Corruption is a global problem because it appeals to a human flaw. The U.S. has a great history of corruption, ranging from war profiteering to elevated pharmaceutical prices for life-needed medicines. In a Forbes article, columnist Richard Levick wrote that the World Bank estimates businesses and individuals pay an estimated $1.5 trillion in bribes annually. This huge sum is “the rough equivalent of 2% of global GDP—and a staggering ten times the value of overseas development assistance.”
Trump and his companies have contributed to this massive sum through business practices. An article in the New Yorker by Adam Davidson found that “Trump-branded buildings in Toronto and the SoHo neighborhood of Manhattan were developed in association with people who have connections to the Kremlin. Other real-estate partners of the Trump Organization—in Brazil, India, Indonesia, and elsewhere—are now caught up in corruption probes, and collectively, they suggest that the company had a pattern of working with partners who exploited their proximity to political power.”

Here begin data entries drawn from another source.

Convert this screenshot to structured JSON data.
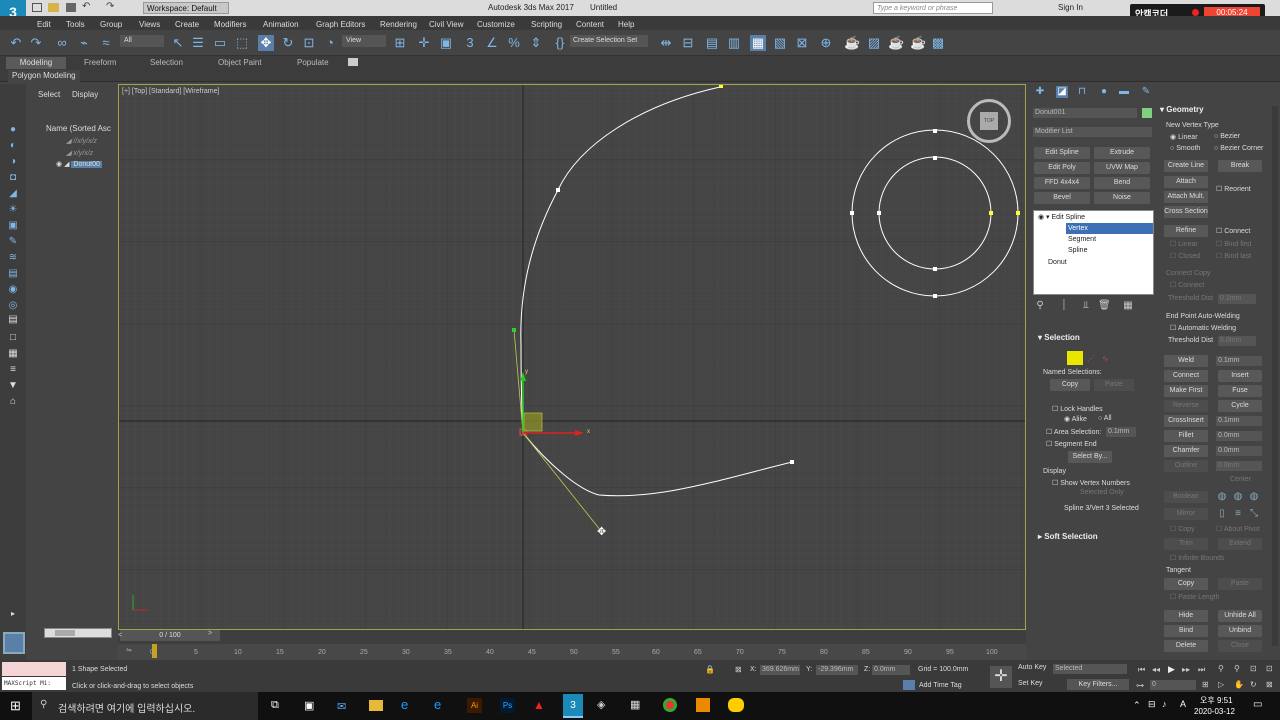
{
  "title_bar": {
    "app_title": "Autodesk 3ds Max 2017",
    "doc_title": "Untitled",
    "workspace": "Workspace: Default",
    "search_placeholder": "Type a keyword or phrase",
    "sign_in": "Sign In",
    "recorder_label": "안캠코더",
    "recorder_time": "00:05:24"
  },
  "menu": [
    "Edit",
    "Tools",
    "Group",
    "Views",
    "Create",
    "Modifiers",
    "Animation",
    "Graph Editors",
    "Rendering",
    "Civil View",
    "Customize",
    "Scripting",
    "Content",
    "Help"
  ],
  "toolbar": {
    "filter": "All",
    "view": "View",
    "create_selection_set": "Create Selection Set"
  },
  "ribbon": {
    "tabs": [
      "Modeling",
      "Freeform",
      "Selection",
      "Object Paint",
      "Populate"
    ],
    "sub_label": "Polygon Modeling"
  },
  "scene_explorer": {
    "tabs": [
      "Select",
      "Display"
    ],
    "column": "Name (Sorted Asc",
    "items": [
      "//x/y/x/z",
      "x/y/x/z",
      "Donut00"
    ]
  },
  "viewport": {
    "label": "[+] [Top] [Standard] [Wireframe]",
    "viewcube": "TOP",
    "gizmo_x": "x",
    "gizmo_y": "y"
  },
  "command_panel": {
    "object_name": "Donut001",
    "modifier_list": "Modifier List",
    "modifier_buttons": [
      "Edit Spline",
      "Extrude",
      "Edit Poly",
      "UVW Map",
      "FFD 4x4x4",
      "Bend",
      "Bevel",
      "Noise"
    ],
    "stack": {
      "edit_spline": "Edit Spline",
      "vertex": "Vertex",
      "segment": "Segment",
      "spline": "Spline",
      "donut": "Donut"
    },
    "selection": {
      "header": "Selection",
      "named_selections": "Named Selections:",
      "copy": "Copy",
      "paste": "Paste",
      "lock_handles": "Lock Handles",
      "alike": "Alike",
      "all": "All",
      "area_selection": "Area Selection:",
      "area_value": "0.1mm",
      "segment_end": "Segment End",
      "select_by": "Select By...",
      "display": "Display",
      "show_vertex_numbers": "Show Vertex Numbers",
      "selected_only": "Selected Only",
      "status": "Spline 3/Vert 3 Selected"
    },
    "soft_selection": "Soft Selection"
  },
  "geometry": {
    "header": "Geometry",
    "new_vertex_type": "New Vertex Type",
    "linear": "Linear",
    "bezier": "Bezier",
    "smooth": "Smooth",
    "bezier_corner": "Bezier Corner",
    "create_line": "Create Line",
    "break": "Break",
    "attach": "Attach",
    "reorient": "Reorient",
    "attach_mult": "Attach Mult.",
    "cross_section": "Cross Section",
    "refine": "Refine",
    "connect": "Connect",
    "linear2": "Linear",
    "bind_first": "Bind first",
    "closed": "Closed",
    "bind_last": "Bind last",
    "connect_copy": "Connect Copy",
    "connect2": "Connect",
    "threshold_dist": "Threshold Dist",
    "threshold_value": "0.1mm",
    "end_point_auto_welding": "End Point Auto-Welding",
    "automatic_welding": "Automatic Welding",
    "threshold_dist2": "Threshold Dist",
    "threshold_value2": "6.0mm",
    "weld": "Weld",
    "weld_value": "0.1mm",
    "connect3": "Connect",
    "insert": "Insert",
    "make_first": "Make First",
    "fuse": "Fuse",
    "reverse": "Reverse",
    "cycle": "Cycle",
    "crossinsert": "CrossInsert",
    "crossinsert_value": "0.1mm",
    "fillet": "Fillet",
    "fillet_value": "0.0mm",
    "chamfer": "Chamfer",
    "chamfer_value": "0.0mm",
    "outline": "Outline",
    "outline_value": "0.0mm",
    "center": "Center",
    "boolean": "Boolean",
    "mirror": "Mirror",
    "copy": "Copy",
    "about_pivot": "About Pivot",
    "trim": "Trim",
    "extend": "Extend",
    "infinite_bounds": "Infinite Bounds",
    "tangent": "Tangent",
    "tangent_copy": "Copy",
    "tangent_paste": "Paste",
    "paste_length": "Paste Length",
    "hide": "Hide",
    "unhide_all": "Unhide All",
    "bind": "Bind",
    "unbind": "Unbind",
    "delete": "Delete",
    "close": "Close"
  },
  "timeline": {
    "frame_counter": "0 / 100",
    "ticks": [
      "0",
      "5",
      "10",
      "15",
      "20",
      "25",
      "30",
      "35",
      "40",
      "45",
      "50",
      "55",
      "60",
      "65",
      "70",
      "75",
      "80",
      "85",
      "90",
      "95",
      "100"
    ]
  },
  "status": {
    "maxscript": "MAXScript Mi:",
    "selected": "1 Shape Selected",
    "prompt": "Click or click-and-drag to select objects",
    "x": "369.626mm",
    "y": "-29.396mm",
    "z": "0.0mm",
    "grid": "Grid = 100.0mm",
    "add_time_tag": "Add Time Tag",
    "auto_key": "Auto Key",
    "selected_dropdown": "Selected",
    "set_key": "Set Key",
    "key_filters": "Key Filters...",
    "frame": "0"
  },
  "taskbar": {
    "search_placeholder": "검색하려면 여기에 입력하십시오.",
    "time": "오후 9:51",
    "date": "2020-03-12",
    "lang": "A"
  }
}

The article goes on to list a business deal in Batumi, a city on the Black Sea in the Republic of Georgia, “reportedly paid a million dollars, involved unorthodox financial practices that several experts described to me as “red flags” for bank fraud and money laundering; moreover, it intertwined his company with a Kazakh oligarch who has direct links to Russia’s President, Vladimir Putin. As a result, Putin and his security services have access to information that could put them in a position to blackmail Trump.”
Seeking to lower the ethics of U.S. business back to the gutter, Trump said in a February 2018 meeting with Tillerson that Trump “began fulminating about federal laws that prohibit American businesses from bribing officials overseas; the companies, he said, were being unfairly penalized.

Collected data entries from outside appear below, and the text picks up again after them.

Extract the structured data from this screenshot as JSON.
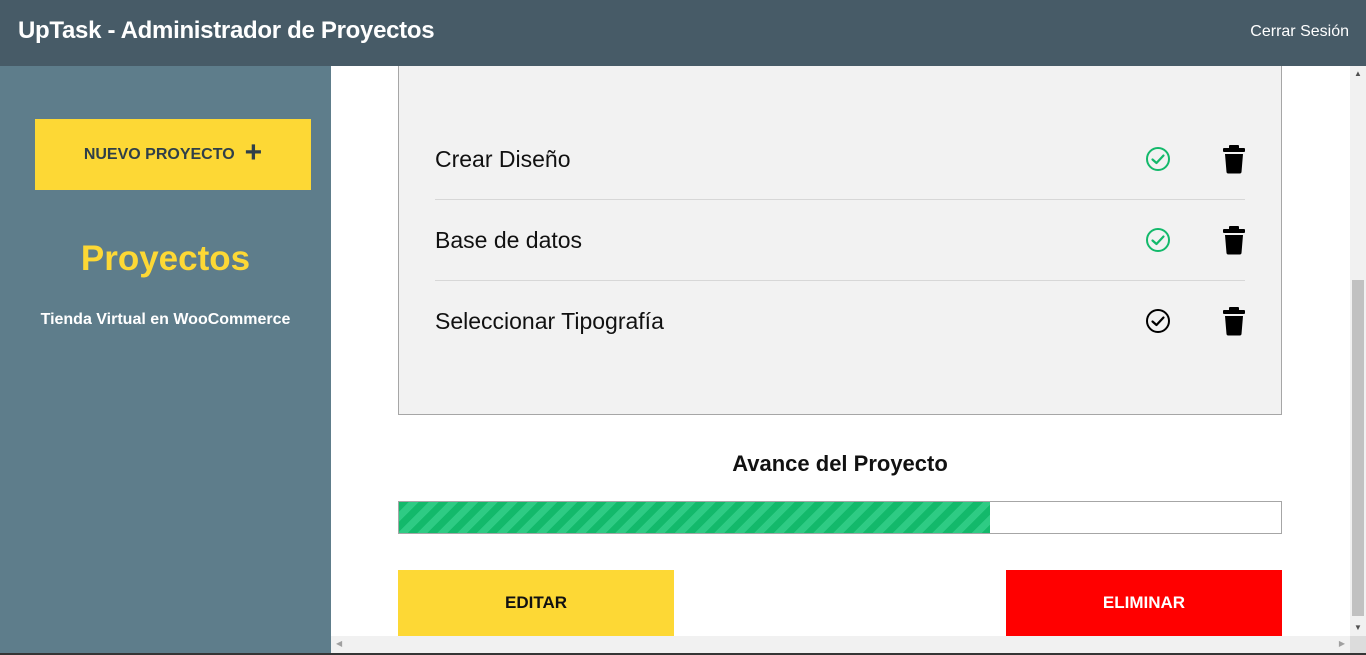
{
  "header": {
    "title": "UpTask - Administrador de Proyectos",
    "logout_label": "Cerrar Sesión"
  },
  "sidebar": {
    "new_project_label": "NUEVO PROYECTO",
    "new_project_icon": "plus-icon",
    "projects_heading": "Proyectos",
    "projects": [
      {
        "label": "Tienda Virtual en WooCommerce"
      }
    ]
  },
  "tasks": [
    {
      "name": "Crear Diseño",
      "completed": true,
      "status_icon": "check-circle-icon",
      "delete_icon": "trash-icon"
    },
    {
      "name": "Base de datos",
      "completed": true,
      "status_icon": "check-circle-icon",
      "delete_icon": "trash-icon"
    },
    {
      "name": "Seleccionar Tipografía",
      "completed": false,
      "status_icon": "check-circle-icon",
      "delete_icon": "trash-icon"
    }
  ],
  "progress": {
    "title": "Avance del Proyecto",
    "percent": 67
  },
  "actions": {
    "edit_label": "EDITAR",
    "delete_label": "ELIMINAR"
  },
  "colors": {
    "header_bg": "#475b67",
    "sidebar_bg": "#5e7d8b",
    "accent_yellow": "#fdd835",
    "complete_green": "#13b96b",
    "danger_red": "#ff0000"
  }
}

As reported in a New Yorker article by Dexter Filkins, “Tillerson disagreed. When he was an executive with Exxon, he told Trump he had once met with senior officials in Yemen to discuss a deal. At the meeting, Yemen’s oil minister handed him his business card. On the back was written an account number at a Swiss bank. “Five million dollars,” the minister told him.” Tillerson rejected the offer and said Exxon did not believe in bribery.
The irony is that both men—one a political leader who became a billionaire through corruption, the other a corrupt businessman who became the leader of the free world—now have one more common goal.
People with any conscience should root for both of them to fail miserably.